BASF is bringing in another price increase for propionic acid, a food preservative, because increasing costs of raw materials mean the margins are unsatisfactory.

Propionic acid is a carboxylic acid used in the preservation of food and feedgrain, thanks to its anti-mould and anti-bacterial activity. It is also used for the production of pharmaceuticals, crop protection agents, solvents and plastics.

The chemical giant last increased its prices in August 2009, by €100 a tonne. The new increase is for the same reason, a BASF representative told The main raw materials of propionic acid are ethylene and naphtha.

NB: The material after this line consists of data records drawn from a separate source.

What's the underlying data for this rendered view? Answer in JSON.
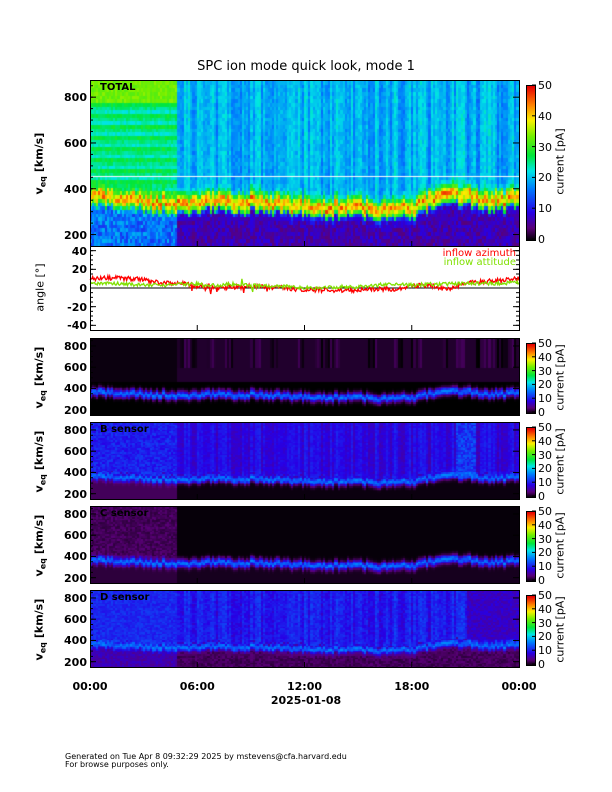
{
  "title": "SPC ion mode quick look, mode 1",
  "x_axis": {
    "ticks": [
      "00:00",
      "06:00",
      "12:00",
      "18:00",
      "00:00"
    ],
    "date": "2025-01-08"
  },
  "footer": {
    "line1": "Generated on Tue Apr  8 09:32:29 2025 by mstevens@cfa.harvard.edu",
    "line2": "For browse purposes only."
  },
  "colors": {
    "azimuth": "#ff0000",
    "attitude": "#80e000"
  },
  "panels": [
    {
      "id": "total",
      "label": "TOTAL",
      "ylabel": "v",
      "ylabel_sub": "eq",
      "ylabel_unit": "[km/s]",
      "yticks": [
        "200",
        "400",
        "600",
        "800"
      ],
      "cb_title": "current [pA]",
      "cb_ticks": [
        "0",
        "10",
        "20",
        "30",
        "40",
        "50"
      ]
    },
    {
      "id": "a",
      "label": "",
      "ylabel": "v",
      "ylabel_sub": "eq",
      "ylabel_unit": "[km/s]",
      "yticks": [
        "200",
        "400",
        "600",
        "800"
      ],
      "cb_title": "current [pA]",
      "cb_ticks": [
        "0",
        "10",
        "20",
        "30",
        "40",
        "50"
      ]
    },
    {
      "id": "b",
      "label": "B sensor",
      "ylabel": "v",
      "ylabel_sub": "eq",
      "ylabel_unit": "[km/s]",
      "yticks": [
        "200",
        "400",
        "600",
        "800"
      ],
      "cb_title": "current [pA]",
      "cb_ticks": [
        "0",
        "10",
        "20",
        "30",
        "40",
        "50"
      ]
    },
    {
      "id": "c",
      "label": "C sensor",
      "ylabel": "v",
      "ylabel_sub": "eq",
      "ylabel_unit": "[km/s]",
      "yticks": [
        "200",
        "400",
        "600",
        "800"
      ],
      "cb_title": "current [pA]",
      "cb_ticks": [
        "0",
        "10",
        "20",
        "30",
        "40",
        "50"
      ]
    },
    {
      "id": "d",
      "label": "D sensor",
      "ylabel": "v",
      "ylabel_sub": "eq",
      "ylabel_unit": "[km/s]",
      "yticks": [
        "200",
        "400",
        "600",
        "800"
      ],
      "cb_title": "current [pA]",
      "cb_ticks": [
        "0",
        "10",
        "20",
        "30",
        "40",
        "50"
      ]
    }
  ],
  "angle_panel": {
    "ylabel": "angle [°]",
    "yticks": [
      "40",
      "20",
      "0",
      "-20",
      "-40"
    ],
    "legend": [
      "inflow azimuth",
      "inflow attitude"
    ]
  },
  "chart_data": {
    "type": "heatmap",
    "title": "SPC ion mode quick look, mode 1",
    "xlabel": "2025-01-08",
    "x_hours": [
      0,
      1,
      2,
      3,
      4,
      5,
      6,
      7,
      8,
      9,
      10,
      11,
      12,
      13,
      14,
      15,
      16,
      17,
      18,
      19,
      20,
      21,
      22,
      23,
      24
    ],
    "spectrogram_ylim_kms": [
      150,
      875
    ],
    "colorbar_range_pA": [
      0,
      50
    ],
    "peak_velocity_kms": [
      370,
      365,
      360,
      350,
      345,
      330,
      345,
      355,
      340,
      350,
      345,
      330,
      325,
      320,
      320,
      330,
      310,
      315,
      320,
      355,
      380,
      375,
      360,
      350,
      370
    ],
    "angle": {
      "ylim": [
        -45,
        45
      ],
      "series": [
        {
          "name": "inflow azimuth",
          "values": [
            10,
            11,
            10,
            9,
            5,
            6,
            2,
            0,
            1,
            2,
            1,
            0,
            -2,
            -2,
            -3,
            -2,
            -1,
            -1,
            2,
            3,
            -2,
            6,
            7,
            8,
            10
          ]
        },
        {
          "name": "inflow attitude",
          "values": [
            5,
            5,
            4,
            3,
            3,
            4,
            4,
            3,
            4,
            3,
            2,
            2,
            0,
            0,
            1,
            1,
            3,
            4,
            3,
            4,
            4,
            5,
            5,
            5,
            6
          ]
        }
      ]
    }
  }
}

The prices are being increased by €0.10 per kg for Europe, Africa and the Middle East – or €100 a tonne. For the US the increase is $0.07 per lb; and for Asia Pacific US$0.15 per kg.

The new prices come into effect immediately, or as soon as contracts allow.

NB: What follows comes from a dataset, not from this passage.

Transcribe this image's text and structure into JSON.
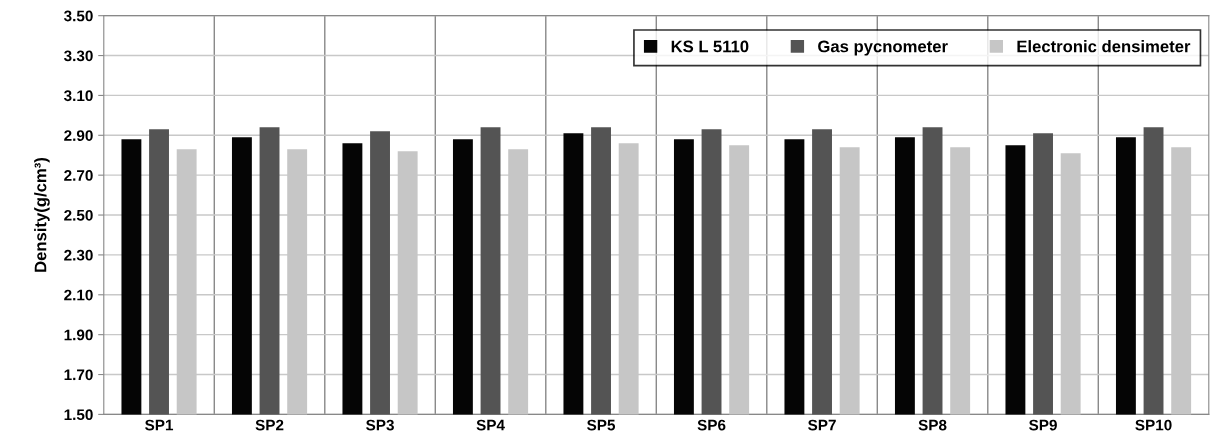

BASF produces propionic acid at its Verbund sites in Ludwigshafen, Germany, and in Nanjing, China. The representative said the company does not communicate on production volumes, or how much of the acid is destined for use as a food preservative.

But Leatherhead Food Research estimated total propionic acid and its salts by the food industry in 2007 at around 38,000 tonnes, with a value of US$40m. It is used partly directly in foods and partly in mixtures, as sodium, calcium and potassium salts.

Calcium propionate, which has an anti-mould and some antibacterial activity, finds uses in bakery products like breads and pizza bases, as well as cold pack cheese and pie fillings.

Sodium propionate is also used as an antimicrobial in a wide range of foods, including baked goods, beverages, confectionery, puddings, jams and fillings and meat products.

In pharmaceutical products, propionic acid is used for synthesising d-ethyl ketone.